The only phone was our landline, and if it rang, my father would answer and immediately tell whomever was on the other end that they'd have to call back because we were in the middle of dinner. Although we could see the television from our table, my mother would only allow it on if there was a particularly important game on that my dad didn't want to miss. I'm sure that if she was raising us now, she would have required him to DVR it and watch it after our family meal.
At the time, I just thought that's what families did: stopped everything to sit with each other for a daily meal. Now I know that it's not that easy, because my little family of four? We've sat together for exactly one dinner in our home . . . ever.
It's not that I don't see the value of a family dinner. In fact, I'm pretty confident that those dinners were a vital reason I look back at my childhood so fondly. They strengthened my connection to my parents and brother with every bite of overcooked chicken. But I just can't seem to figure out how to make them work for my own family, which includes a 6-year-old girl who prefers her meals come with sides of ketchup and ranch and a 3-and-a-half-year-old boy who I'm convinced is currently 60 percent composed of grilled cheese.
Most of my own family dinner problems are purely logistical. Despite eating decent-size breakfasts and lunches and approximately 100 snacks a day, my kids usually claim to be starving by about 4:45 p.m. My husband doesn't get home until around 6:30. So I can choose to either make that 101 snacks (a mom has to have her limits), feed my tiny monsters the chicken nuggets and corn dogs they want at 5 p.m., or hear them whine about how close they are to dying of starvation for 90 full minutes. You better believe I'm firing up that microwave every time.
Then there's the fact that both of my kids prefer to survive on a diet that mainly consists of fried and encased meats, cheese and bread products, and the occasional carrot or applesauce packet. The spicy, eclectic menu my husband and I prefer would never pass through their little mouths without some serious complaining, so basically, I'm making two dinners no matter when or where we all eat.
Meals out are a different story. When my husband and I can muster up the courage, we do occasionally take our kids to a restaurant, preferably one that doesn't mind temper tantrums and delivers food no more than seven minutes after we order it.
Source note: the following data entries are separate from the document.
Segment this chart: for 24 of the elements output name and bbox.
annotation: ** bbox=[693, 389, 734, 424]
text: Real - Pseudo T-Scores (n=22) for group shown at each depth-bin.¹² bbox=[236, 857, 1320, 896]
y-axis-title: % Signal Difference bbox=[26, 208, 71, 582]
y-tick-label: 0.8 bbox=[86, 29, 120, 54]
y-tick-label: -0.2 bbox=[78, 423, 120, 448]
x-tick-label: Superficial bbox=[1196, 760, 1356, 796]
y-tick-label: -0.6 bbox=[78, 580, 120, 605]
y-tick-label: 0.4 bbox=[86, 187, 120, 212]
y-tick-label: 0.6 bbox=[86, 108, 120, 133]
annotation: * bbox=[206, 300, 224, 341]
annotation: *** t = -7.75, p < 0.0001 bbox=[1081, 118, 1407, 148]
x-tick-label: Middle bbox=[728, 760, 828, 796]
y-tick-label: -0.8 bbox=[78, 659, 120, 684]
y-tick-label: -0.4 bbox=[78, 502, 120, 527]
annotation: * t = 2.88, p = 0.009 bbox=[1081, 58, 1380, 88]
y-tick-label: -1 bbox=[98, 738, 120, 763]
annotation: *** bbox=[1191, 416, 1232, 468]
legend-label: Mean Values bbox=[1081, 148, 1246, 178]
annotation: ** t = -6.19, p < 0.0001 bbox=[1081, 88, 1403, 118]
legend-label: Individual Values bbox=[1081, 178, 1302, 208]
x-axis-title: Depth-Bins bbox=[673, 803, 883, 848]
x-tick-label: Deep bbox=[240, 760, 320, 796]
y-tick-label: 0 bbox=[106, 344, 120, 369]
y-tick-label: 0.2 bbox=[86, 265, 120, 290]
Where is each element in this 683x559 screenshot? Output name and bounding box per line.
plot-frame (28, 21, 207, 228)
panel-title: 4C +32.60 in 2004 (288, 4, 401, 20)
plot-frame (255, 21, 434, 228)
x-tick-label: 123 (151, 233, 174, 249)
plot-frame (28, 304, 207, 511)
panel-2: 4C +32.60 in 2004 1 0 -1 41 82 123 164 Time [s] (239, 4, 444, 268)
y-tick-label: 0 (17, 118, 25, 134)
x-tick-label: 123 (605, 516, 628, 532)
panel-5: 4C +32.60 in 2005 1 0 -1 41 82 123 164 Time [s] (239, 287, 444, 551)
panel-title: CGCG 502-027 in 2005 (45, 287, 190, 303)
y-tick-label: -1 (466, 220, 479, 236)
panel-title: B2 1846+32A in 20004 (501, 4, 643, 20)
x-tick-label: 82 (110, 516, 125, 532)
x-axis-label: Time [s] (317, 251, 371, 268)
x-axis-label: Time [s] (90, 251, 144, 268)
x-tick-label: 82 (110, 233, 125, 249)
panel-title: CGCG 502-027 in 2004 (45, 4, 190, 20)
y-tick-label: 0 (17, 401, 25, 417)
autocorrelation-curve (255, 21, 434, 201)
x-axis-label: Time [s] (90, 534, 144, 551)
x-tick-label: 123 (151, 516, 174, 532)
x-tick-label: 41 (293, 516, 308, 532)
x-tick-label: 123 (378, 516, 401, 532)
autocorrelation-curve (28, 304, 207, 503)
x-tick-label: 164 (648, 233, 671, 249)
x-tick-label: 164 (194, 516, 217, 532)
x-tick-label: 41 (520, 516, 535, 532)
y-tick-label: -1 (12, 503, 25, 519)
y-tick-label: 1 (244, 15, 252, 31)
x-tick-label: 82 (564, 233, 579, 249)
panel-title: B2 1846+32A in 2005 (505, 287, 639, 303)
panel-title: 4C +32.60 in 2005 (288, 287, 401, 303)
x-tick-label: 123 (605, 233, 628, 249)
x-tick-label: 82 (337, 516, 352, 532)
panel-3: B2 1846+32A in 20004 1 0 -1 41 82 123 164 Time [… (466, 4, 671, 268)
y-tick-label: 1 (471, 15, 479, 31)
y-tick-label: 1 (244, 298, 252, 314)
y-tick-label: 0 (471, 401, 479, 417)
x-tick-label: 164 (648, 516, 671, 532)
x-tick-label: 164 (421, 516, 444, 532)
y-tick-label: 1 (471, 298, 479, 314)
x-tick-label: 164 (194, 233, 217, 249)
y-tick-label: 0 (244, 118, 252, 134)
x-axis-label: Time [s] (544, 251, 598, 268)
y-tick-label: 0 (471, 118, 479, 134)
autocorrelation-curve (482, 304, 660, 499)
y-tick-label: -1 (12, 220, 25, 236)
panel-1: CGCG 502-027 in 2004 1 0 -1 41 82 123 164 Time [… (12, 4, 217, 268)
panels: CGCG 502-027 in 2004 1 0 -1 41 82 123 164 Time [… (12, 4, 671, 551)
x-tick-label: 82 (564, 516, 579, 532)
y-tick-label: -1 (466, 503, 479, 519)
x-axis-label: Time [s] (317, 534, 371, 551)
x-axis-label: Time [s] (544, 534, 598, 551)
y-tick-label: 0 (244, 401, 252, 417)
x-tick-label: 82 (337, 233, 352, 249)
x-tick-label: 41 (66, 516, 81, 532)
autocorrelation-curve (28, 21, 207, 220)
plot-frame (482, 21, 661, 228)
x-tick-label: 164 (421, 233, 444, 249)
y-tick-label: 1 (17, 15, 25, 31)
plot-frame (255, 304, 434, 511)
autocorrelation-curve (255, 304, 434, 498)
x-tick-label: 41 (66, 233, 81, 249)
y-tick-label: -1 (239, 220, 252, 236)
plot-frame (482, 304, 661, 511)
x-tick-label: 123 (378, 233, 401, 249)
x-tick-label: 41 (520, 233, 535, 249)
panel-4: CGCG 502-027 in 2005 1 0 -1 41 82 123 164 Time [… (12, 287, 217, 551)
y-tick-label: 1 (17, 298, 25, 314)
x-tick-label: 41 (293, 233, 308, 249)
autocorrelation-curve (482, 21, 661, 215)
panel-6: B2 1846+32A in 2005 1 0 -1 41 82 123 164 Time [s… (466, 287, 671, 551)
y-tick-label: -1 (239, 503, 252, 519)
In those moments, we might sit together and talk for a few minutes, until my son decides he wants to check out the public restroom for the eighth time or my daughter starts whining for us to move on to the nearest ice cream shop.
And then there's the universal palate pleaser, pizza, which we order at least once a week. While it's the one meal we're all equally excited to eat, for some reason, it's also the one we've decided should be consumed in front of whatever movie my kids can agree upon. While eating, the majority of our family conversation is limited to my children fighting about whose movie should win viewing rights.
I'm hoping that as my kids get older and more willing to eat foods that haven't been previously frozen, our family dinners will also naturally evolve into a regular habit instead of a rare occurrence. I'm hoping my husband and I can silence our phones and that my children will learn that 30 minutes without Disney Junior or YouTube won't kill them. I know it needs to happen, even if we're just eating my mother's less-than-stellar meatloaf. It's not about the meals; it's about the family bonds they create.